LAKEPORT, Calif. – Three men who were arrested in the Valley fire area have reached plea agreements with the District Attorney's Office, with their attorneys asserting that they were not there to commit crimes but to return to their rented property.
Dyami Gene Connell, 23; Michael James Jimenez, 28; and 24-year-old David Michael Cesari were arrested on Sept. 17 near Hidden Valley Lake, as Lake County News has reported.
The three men were set for preliminary hearing on Dec. 2. However, District Attorney Don Anderson said all three entered pleas based on agreements with his office.
Anderson said Connell and Jimenez each pleaded to being in a restricted area. Both of the men, for whom this was their first offense, received 45 days in jail.
Cesari pleaded guilty to felony possession of a concealed .40-caliber semiautomatic pistol and could face a maximum of three years in prison. Anderson said Cesari's case has been referred to the Lake County Probation Department for a sentencing recommendation.
Cesari, who has no serious priors to speak of, is due to be sentenced Jan. 25, Anderson said.
Authorities had alleged the men were looting, and that they were found with a number of items in their vehicle that looked like burglary tools, including a mask, gloves, flashlights, binoculars and knives.

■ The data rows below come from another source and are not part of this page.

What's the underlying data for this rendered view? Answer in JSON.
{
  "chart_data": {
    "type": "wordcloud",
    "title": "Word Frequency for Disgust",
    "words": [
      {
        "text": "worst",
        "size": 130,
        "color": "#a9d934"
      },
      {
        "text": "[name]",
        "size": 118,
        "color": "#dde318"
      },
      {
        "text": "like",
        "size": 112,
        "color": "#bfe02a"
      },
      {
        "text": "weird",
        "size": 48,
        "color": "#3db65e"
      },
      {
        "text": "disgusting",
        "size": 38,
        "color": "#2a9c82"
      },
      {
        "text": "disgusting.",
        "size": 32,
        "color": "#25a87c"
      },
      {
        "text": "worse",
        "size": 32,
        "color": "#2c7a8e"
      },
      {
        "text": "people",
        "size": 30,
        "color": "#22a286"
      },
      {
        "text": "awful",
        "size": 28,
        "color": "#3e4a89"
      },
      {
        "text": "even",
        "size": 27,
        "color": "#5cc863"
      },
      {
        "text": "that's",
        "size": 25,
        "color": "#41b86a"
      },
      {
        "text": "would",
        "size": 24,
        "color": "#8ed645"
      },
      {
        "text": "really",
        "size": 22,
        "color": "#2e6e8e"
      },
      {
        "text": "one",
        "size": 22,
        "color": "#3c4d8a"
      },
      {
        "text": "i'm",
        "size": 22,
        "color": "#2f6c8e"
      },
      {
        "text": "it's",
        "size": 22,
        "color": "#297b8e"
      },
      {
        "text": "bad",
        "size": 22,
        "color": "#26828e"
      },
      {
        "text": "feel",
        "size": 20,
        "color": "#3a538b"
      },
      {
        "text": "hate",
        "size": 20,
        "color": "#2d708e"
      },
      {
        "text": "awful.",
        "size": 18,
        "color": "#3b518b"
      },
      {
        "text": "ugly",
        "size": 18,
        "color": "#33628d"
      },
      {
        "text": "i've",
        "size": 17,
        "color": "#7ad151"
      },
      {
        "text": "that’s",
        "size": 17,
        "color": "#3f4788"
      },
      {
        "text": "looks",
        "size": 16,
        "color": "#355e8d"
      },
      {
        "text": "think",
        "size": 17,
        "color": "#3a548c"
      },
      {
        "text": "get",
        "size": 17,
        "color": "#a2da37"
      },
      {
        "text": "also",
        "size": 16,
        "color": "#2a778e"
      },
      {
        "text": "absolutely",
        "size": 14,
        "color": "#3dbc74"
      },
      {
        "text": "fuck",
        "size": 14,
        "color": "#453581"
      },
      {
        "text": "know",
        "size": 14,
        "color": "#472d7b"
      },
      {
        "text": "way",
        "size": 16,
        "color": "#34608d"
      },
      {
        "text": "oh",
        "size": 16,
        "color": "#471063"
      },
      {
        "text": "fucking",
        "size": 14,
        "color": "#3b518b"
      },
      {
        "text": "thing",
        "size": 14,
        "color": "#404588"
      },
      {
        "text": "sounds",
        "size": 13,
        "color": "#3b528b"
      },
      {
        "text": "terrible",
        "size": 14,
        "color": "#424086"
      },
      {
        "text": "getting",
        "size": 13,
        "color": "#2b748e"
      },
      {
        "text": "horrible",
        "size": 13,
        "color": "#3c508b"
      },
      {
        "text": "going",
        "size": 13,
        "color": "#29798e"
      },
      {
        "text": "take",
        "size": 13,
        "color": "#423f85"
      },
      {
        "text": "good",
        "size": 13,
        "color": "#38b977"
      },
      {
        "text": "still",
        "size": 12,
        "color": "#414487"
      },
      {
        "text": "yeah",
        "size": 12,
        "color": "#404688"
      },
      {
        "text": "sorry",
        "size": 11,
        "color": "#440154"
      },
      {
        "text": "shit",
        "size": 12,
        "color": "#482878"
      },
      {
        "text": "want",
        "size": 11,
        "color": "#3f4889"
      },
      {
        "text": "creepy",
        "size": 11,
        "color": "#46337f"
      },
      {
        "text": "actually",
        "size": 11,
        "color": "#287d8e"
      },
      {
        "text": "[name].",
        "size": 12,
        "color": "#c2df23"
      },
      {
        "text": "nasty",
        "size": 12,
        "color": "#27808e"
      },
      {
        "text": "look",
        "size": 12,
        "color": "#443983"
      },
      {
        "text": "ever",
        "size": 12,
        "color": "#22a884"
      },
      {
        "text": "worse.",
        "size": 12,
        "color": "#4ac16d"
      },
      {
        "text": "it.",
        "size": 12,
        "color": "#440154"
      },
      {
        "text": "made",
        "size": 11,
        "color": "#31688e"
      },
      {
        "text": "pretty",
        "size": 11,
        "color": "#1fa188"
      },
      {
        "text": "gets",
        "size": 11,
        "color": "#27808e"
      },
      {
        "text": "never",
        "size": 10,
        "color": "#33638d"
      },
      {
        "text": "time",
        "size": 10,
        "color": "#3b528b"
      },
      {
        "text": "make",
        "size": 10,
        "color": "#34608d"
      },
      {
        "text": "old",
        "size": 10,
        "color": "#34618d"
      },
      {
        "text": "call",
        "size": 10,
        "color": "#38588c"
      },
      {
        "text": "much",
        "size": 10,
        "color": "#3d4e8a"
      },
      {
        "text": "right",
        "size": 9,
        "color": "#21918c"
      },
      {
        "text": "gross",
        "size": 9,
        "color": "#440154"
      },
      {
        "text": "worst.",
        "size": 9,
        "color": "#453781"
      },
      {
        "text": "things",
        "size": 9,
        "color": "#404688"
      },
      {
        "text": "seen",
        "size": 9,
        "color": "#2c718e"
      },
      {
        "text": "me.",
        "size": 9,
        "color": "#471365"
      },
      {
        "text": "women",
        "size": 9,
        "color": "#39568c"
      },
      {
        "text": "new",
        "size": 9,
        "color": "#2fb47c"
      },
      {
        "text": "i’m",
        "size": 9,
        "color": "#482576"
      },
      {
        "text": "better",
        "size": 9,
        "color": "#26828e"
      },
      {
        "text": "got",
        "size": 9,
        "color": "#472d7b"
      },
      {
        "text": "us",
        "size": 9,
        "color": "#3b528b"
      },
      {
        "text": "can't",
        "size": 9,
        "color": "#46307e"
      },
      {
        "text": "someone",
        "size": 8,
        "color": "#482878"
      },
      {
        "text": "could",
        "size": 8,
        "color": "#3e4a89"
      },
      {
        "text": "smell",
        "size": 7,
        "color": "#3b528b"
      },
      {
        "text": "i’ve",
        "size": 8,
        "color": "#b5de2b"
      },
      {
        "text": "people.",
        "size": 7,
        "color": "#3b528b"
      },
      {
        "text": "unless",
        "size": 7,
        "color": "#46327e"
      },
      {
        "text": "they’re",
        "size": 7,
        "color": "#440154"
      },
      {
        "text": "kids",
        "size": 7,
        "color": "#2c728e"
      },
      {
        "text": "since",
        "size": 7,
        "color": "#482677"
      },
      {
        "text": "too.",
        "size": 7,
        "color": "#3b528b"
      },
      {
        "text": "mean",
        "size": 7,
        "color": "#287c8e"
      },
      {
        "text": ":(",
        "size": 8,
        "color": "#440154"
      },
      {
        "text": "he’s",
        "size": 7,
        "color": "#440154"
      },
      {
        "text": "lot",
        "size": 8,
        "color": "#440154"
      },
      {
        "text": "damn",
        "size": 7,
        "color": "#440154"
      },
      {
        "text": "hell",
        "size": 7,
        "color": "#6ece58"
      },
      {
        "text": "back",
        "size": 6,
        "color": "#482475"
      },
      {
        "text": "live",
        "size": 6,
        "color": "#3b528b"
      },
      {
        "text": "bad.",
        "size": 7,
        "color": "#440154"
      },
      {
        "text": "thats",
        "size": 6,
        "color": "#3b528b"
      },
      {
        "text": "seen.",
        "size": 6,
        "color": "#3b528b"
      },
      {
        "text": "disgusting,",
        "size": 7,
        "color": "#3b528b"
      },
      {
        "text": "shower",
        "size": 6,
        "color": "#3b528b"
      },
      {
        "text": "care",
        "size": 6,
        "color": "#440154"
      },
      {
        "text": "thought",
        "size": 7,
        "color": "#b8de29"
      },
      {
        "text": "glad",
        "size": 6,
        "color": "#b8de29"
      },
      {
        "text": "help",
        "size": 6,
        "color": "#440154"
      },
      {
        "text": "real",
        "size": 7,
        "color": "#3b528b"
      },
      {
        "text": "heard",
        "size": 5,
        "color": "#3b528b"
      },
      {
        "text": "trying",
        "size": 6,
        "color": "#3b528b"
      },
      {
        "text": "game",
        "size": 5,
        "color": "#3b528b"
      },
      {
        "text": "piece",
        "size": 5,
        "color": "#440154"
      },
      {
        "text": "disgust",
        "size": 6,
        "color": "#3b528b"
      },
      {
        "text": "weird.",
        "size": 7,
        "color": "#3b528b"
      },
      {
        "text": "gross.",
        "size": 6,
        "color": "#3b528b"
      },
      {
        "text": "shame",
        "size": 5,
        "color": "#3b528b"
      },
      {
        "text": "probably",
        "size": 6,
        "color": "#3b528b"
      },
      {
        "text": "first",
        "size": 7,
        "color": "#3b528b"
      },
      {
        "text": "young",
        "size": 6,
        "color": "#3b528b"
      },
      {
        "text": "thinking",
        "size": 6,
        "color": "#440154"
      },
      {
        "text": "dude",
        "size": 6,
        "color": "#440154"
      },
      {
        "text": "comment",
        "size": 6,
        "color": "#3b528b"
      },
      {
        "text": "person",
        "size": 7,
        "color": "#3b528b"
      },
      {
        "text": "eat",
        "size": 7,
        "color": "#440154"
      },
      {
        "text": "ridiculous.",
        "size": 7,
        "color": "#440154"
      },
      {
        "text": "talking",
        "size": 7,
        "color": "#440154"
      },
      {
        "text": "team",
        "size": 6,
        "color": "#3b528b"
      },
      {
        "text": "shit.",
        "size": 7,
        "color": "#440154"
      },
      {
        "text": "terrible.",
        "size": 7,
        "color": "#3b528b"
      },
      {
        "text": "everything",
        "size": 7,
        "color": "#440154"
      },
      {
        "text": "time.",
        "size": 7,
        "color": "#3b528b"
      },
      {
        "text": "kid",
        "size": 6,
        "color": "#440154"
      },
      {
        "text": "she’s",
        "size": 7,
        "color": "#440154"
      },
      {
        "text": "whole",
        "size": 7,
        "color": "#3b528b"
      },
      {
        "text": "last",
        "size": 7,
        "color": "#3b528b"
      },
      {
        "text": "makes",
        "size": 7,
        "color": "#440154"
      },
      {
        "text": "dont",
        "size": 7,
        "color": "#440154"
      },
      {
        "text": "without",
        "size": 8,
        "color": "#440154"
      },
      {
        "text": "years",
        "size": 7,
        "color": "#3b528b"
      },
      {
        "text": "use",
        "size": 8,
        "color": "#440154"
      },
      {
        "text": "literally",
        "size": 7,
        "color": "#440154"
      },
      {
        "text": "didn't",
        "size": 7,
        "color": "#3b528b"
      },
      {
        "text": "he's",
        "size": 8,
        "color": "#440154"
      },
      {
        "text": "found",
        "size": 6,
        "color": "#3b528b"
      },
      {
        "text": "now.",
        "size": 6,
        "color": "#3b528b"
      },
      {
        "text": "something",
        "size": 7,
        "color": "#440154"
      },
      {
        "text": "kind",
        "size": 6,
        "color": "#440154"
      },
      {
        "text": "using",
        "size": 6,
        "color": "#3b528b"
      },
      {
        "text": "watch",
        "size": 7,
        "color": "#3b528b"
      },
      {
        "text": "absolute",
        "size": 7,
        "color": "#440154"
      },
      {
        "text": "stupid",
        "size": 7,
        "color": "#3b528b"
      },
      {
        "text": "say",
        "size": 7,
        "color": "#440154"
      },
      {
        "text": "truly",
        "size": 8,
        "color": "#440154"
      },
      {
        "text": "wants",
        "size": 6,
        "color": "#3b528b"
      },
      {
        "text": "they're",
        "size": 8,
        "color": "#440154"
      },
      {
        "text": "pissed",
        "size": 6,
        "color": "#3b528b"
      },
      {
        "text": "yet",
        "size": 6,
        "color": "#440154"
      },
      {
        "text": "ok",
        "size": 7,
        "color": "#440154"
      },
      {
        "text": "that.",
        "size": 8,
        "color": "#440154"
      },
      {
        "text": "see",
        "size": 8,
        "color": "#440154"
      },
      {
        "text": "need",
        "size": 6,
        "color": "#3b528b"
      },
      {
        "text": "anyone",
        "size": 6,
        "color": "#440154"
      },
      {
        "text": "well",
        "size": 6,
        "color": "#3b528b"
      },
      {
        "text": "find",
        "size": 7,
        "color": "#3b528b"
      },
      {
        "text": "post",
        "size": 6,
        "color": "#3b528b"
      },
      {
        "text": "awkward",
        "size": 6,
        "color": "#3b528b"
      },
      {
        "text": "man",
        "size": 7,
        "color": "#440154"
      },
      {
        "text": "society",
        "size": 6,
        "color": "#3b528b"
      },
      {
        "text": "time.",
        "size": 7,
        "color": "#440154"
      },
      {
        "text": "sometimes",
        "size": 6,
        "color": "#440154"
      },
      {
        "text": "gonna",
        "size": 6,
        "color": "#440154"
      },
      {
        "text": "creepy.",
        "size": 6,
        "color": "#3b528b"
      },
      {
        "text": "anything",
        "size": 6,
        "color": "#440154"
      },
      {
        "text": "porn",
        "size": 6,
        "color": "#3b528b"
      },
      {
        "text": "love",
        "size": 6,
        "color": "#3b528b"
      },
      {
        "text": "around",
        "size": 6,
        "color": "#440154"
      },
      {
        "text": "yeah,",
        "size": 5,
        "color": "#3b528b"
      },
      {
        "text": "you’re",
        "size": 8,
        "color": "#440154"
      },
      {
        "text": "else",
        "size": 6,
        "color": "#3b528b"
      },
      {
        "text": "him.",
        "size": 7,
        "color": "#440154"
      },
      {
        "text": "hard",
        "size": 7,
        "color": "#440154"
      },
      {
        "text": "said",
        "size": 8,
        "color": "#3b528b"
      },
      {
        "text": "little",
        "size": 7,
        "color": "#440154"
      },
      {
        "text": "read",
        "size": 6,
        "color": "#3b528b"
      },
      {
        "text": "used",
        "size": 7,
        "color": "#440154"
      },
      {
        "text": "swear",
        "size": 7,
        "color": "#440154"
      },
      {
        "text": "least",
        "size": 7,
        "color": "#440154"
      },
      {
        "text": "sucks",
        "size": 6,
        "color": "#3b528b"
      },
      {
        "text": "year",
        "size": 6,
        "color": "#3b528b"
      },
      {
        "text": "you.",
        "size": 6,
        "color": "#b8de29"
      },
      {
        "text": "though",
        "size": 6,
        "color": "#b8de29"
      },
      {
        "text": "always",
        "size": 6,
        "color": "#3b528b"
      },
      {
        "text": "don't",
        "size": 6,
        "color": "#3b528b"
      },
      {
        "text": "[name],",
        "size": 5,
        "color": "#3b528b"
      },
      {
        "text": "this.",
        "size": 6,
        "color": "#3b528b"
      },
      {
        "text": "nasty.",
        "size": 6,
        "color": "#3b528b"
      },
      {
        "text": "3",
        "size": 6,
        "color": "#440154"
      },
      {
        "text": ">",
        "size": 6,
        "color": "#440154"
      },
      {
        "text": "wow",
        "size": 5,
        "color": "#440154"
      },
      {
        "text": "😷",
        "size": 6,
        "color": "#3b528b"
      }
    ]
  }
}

However, “We couldn't prove they were looting,” Anderson said, who suggested the sheriff's office had done “too good of a job” and caught them before they did anything.

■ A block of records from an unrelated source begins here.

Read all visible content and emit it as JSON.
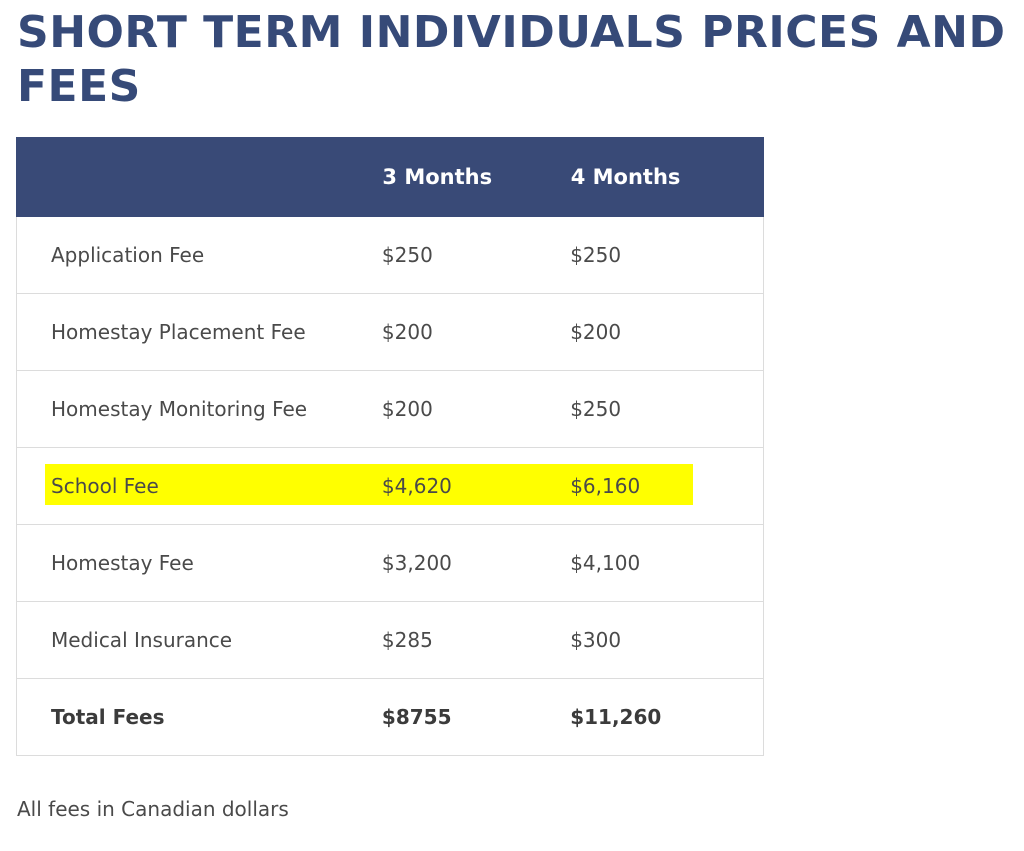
{
  "page_title": "SHORT TERM INDIVIDUALS PRICES AND FEES",
  "table": {
    "headers": [
      "",
      "3 Months",
      "4 Months"
    ],
    "rows": [
      {
        "label": "Application Fee",
        "three_months": "$250",
        "four_months": "$250"
      },
      {
        "label": "Homestay Placement Fee",
        "three_months": "$200",
        "four_months": "$200"
      },
      {
        "label": "Homestay Monitoring Fee",
        "three_months": "$200",
        "four_months": "$250"
      },
      {
        "label": "School Fee",
        "three_months": "$4,620",
        "four_months": "$6,160"
      },
      {
        "label": "Homestay Fee",
        "three_months": "$3,200",
        "four_months": "$4,100"
      },
      {
        "label": "Medical Insurance",
        "three_months": "$285",
        "four_months": "$300"
      },
      {
        "label": "Total Fees",
        "three_months": "$8755",
        "four_months": "$11,260"
      }
    ]
  },
  "note": "All fees in Canadian dollars",
  "colors": {
    "title": "#364a78",
    "header_bg": "#394a77",
    "highlight": "#ffff00"
  }
}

Quite the opposite, said Santa Rosa attorney Chris Andrian, who represented Connell, and Jimenez's attorney Angela Carter, who oversees the county's public defender contract.

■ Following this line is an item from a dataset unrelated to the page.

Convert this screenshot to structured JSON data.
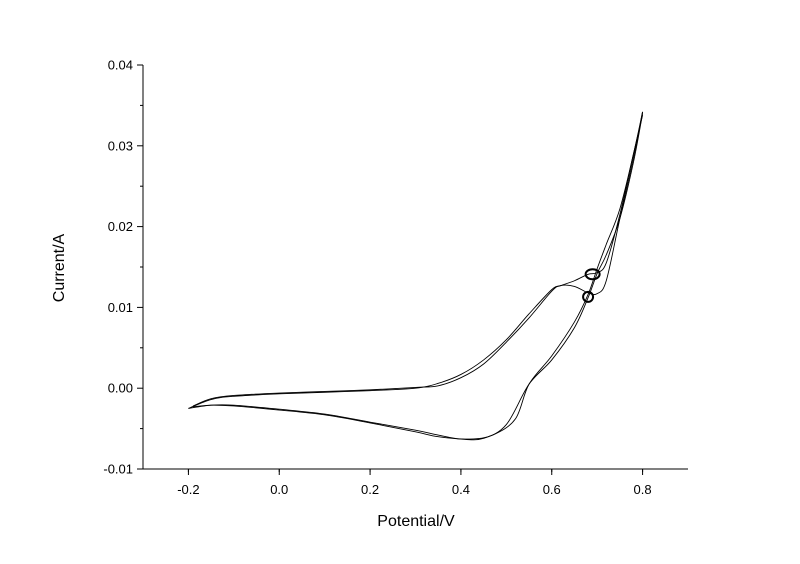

While the three men had been reported to have Bay Area addresses – Connell and Jimenez from Brisbane and Cesari from San Francisco – Andrian and Carter said Cesari and Connell had been renting a property in the area since December 2013 and were in the evacuation zone along with Jimenez while trying to return to the property to protect it. The landlord even vouched for them.
“They shouldn't have entered the evacuation zone, but they weren't the burglars they were presumed to be,” said Andrian.
As for the items found in the vehicle that appeared incriminating, Carter – who herself had to evacuate from her south county home during the Valley fire – said a lot of people had odd things in their vehicles as they fled the fire area.
On the day of the preliminary hearing, the rental agreement was presented to Anderson. He said it weighed into the resulting plea agreement quite a bit.
Both Andrian and Carter said the three men had been pilloried over their arrests – with Carter noting that they were made the poster boys for Valley fire looting cases, with fliers with their pictures posted in Middletown – yet none had been charged with looting in the first place.
Andrian noted that his daughter had called him to ask if he knew about the arrests of the men after hearing the allegations of the looting in the media.
“It's not something these guys should have done,” said Andrian, adding that it was hard for him to defend them going into an evacuation area. “They were stupid.”
Yet, their poor choice of entering the evacuation zone wasn't the same thing as being burglars, according to their attorneys.
Carter said her client will be able to do work service in lieu of actual jail time.
Anderson said this was the last of the cases stemming from arrests during the Valley fire.